После ужина ко мне в комнату постучалась мама. Совсем измотанная — еще бы, ей пришлось метаться весь день между мной и Ави.

— Может, расскажешь мне, что стряслось? — спросила она ласково.

— Потом, ладно? — ответила я.

Я не хотела отрываться от книжки. И вообще устала. Может, потом я смогу рассказать ей о Миранде, но точно не сейчас.

Она подошла ко мне и поцеловала в макушку.

— Загляну к тебе перед сном.

— Можно Дейзи поспит сегодня со мной?

— Конечно, я принесу ее попозже.

— Приходи обязательно, не забудь! — сказала я, когда она уходила.

— Обещаю.

Но тем вечером она больше не объявлялась. Объявился папа. Он сказал, что мама сидит с Ави: все-таки у него сегодня был очень тяжелый день. Папа спросил, как все прошло у меня, и я сказала: хорошо. Он сказал, что не верит мне ни на секунду, и я призналась, что Миранда и Элла вели себя по-идиотски. (Хотя и умолчала, что возвращалась домой на метро.) Он ответил, что старшая школа — самое тяжелое испытание для дружбы, а потом принялся подтрунивать над тем, что я читаю «Войну и мир». Разумеется, дразнил он меня не по-настоящему, ведь я своими ушами слышала, как недавно он хвастался знакомым, что его дочери всего пятнадцать, а она уже читает Толстого. Но ему нравилось подшучивать над тем, что я читаю: он все интересовался, пролистываю ли я страницы про войну и пишут ли там что-нибудь о том, как Наполеон изобрел знаменитый торт, — в общем, болтал разные глупости. Папа любого умеет рассмешить. Иногда только это и нужно: сразу становится легче.

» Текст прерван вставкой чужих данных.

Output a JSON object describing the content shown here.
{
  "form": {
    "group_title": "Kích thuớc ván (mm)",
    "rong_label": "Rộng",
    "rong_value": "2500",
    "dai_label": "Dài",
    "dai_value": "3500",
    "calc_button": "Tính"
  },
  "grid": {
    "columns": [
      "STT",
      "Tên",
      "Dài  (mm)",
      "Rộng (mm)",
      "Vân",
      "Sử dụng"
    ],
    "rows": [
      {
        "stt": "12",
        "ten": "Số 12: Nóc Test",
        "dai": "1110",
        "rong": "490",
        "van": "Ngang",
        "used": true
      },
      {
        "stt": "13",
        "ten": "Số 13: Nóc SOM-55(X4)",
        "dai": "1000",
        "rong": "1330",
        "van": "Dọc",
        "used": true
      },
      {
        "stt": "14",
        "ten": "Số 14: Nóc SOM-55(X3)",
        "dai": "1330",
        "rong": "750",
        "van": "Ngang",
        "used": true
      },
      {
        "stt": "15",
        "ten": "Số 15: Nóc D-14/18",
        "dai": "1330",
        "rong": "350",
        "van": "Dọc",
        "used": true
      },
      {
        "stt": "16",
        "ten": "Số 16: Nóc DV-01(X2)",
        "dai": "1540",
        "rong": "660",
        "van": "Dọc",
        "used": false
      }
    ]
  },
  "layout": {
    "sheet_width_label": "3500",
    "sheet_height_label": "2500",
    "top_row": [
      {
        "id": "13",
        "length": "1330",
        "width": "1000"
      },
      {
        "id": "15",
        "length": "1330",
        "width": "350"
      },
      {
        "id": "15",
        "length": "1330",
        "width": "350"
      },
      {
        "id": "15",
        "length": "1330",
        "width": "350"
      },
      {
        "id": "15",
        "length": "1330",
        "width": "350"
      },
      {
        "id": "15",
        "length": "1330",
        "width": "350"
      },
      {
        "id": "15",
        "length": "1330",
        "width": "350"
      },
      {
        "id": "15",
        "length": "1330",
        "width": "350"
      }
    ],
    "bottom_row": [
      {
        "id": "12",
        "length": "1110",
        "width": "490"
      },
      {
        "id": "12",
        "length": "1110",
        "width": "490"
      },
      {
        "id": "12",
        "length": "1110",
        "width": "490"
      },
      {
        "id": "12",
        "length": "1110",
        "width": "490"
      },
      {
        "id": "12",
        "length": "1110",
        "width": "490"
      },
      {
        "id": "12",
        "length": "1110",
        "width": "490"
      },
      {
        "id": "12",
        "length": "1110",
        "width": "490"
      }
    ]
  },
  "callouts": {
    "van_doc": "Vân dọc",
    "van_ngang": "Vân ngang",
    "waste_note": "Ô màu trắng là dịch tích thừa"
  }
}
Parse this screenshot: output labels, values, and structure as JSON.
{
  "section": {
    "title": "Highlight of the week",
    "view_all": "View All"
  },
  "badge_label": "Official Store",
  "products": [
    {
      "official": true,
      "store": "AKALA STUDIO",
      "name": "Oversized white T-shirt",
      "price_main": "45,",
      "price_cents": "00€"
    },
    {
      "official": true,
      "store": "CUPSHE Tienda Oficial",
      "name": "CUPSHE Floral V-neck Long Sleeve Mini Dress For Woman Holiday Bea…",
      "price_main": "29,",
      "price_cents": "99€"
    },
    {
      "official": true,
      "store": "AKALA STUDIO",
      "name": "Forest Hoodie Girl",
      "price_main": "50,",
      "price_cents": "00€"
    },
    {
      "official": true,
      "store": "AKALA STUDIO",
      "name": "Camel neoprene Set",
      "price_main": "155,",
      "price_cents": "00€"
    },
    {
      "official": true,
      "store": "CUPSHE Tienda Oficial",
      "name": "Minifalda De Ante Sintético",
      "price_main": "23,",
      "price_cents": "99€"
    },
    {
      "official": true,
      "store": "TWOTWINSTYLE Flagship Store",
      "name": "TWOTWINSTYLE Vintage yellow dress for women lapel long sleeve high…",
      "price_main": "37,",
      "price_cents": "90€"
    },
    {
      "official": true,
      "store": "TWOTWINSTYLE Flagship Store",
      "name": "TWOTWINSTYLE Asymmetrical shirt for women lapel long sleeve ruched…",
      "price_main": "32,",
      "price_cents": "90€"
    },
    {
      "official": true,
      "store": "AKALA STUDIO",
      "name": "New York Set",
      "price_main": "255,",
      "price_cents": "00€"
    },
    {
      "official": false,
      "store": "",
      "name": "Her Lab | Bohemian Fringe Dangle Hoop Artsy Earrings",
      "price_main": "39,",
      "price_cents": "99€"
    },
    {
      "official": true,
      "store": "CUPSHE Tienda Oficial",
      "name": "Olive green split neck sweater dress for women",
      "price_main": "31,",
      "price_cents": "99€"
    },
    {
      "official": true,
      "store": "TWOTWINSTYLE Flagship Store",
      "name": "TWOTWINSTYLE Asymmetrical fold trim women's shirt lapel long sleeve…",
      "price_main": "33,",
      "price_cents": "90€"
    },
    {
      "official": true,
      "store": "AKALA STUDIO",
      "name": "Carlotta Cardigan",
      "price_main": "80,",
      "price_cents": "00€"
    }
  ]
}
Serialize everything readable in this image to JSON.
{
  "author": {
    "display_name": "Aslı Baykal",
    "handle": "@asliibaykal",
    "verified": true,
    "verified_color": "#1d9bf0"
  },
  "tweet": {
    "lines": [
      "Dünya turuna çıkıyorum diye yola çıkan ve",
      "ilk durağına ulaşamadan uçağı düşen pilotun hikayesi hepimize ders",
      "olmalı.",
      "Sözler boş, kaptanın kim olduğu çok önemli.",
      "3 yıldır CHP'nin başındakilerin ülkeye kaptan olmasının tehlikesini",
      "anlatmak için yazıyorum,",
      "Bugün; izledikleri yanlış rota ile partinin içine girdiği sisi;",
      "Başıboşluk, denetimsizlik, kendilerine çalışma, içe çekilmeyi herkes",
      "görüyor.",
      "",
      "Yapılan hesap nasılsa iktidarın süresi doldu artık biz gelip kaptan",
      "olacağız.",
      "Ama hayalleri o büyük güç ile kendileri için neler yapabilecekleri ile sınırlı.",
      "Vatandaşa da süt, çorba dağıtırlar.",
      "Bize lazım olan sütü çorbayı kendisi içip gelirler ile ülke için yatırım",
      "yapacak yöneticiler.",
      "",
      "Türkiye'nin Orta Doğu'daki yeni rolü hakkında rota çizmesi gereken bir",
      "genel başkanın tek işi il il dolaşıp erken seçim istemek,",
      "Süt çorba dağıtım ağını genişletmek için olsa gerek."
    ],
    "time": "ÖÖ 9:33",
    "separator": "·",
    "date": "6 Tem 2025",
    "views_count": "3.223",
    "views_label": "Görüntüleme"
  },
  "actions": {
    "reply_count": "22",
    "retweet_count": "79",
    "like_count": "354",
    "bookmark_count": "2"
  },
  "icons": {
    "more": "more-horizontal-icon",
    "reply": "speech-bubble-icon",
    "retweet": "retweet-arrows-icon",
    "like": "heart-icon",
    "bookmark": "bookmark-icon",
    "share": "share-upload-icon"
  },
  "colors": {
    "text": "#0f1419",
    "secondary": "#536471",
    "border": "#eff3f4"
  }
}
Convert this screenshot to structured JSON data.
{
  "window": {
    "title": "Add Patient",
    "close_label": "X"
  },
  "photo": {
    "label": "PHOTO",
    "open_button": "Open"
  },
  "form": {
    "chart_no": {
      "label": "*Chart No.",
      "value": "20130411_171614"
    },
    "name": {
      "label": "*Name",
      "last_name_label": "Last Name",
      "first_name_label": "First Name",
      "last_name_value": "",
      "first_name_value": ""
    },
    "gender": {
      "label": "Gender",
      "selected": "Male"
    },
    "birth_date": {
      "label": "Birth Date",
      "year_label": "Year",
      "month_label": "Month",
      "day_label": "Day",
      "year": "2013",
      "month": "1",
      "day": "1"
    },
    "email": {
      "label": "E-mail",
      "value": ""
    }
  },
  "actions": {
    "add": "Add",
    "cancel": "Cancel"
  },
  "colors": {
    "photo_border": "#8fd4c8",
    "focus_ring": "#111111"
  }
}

Он нагнулся поцеловать меня на ночь.

— Не злись на маму. Ты же знаешь, как она беспокоится об Ави.

— Знаю, — сказала я.

— Свет выключить или оставить? Уже поздно, — напомнил он, остановившись у двери.

— А принеси сначала Дейзи?

Через минуту он притащил Дейзи и уложил рядом со мной на кровать. И еще раз поцеловал меня в лоб.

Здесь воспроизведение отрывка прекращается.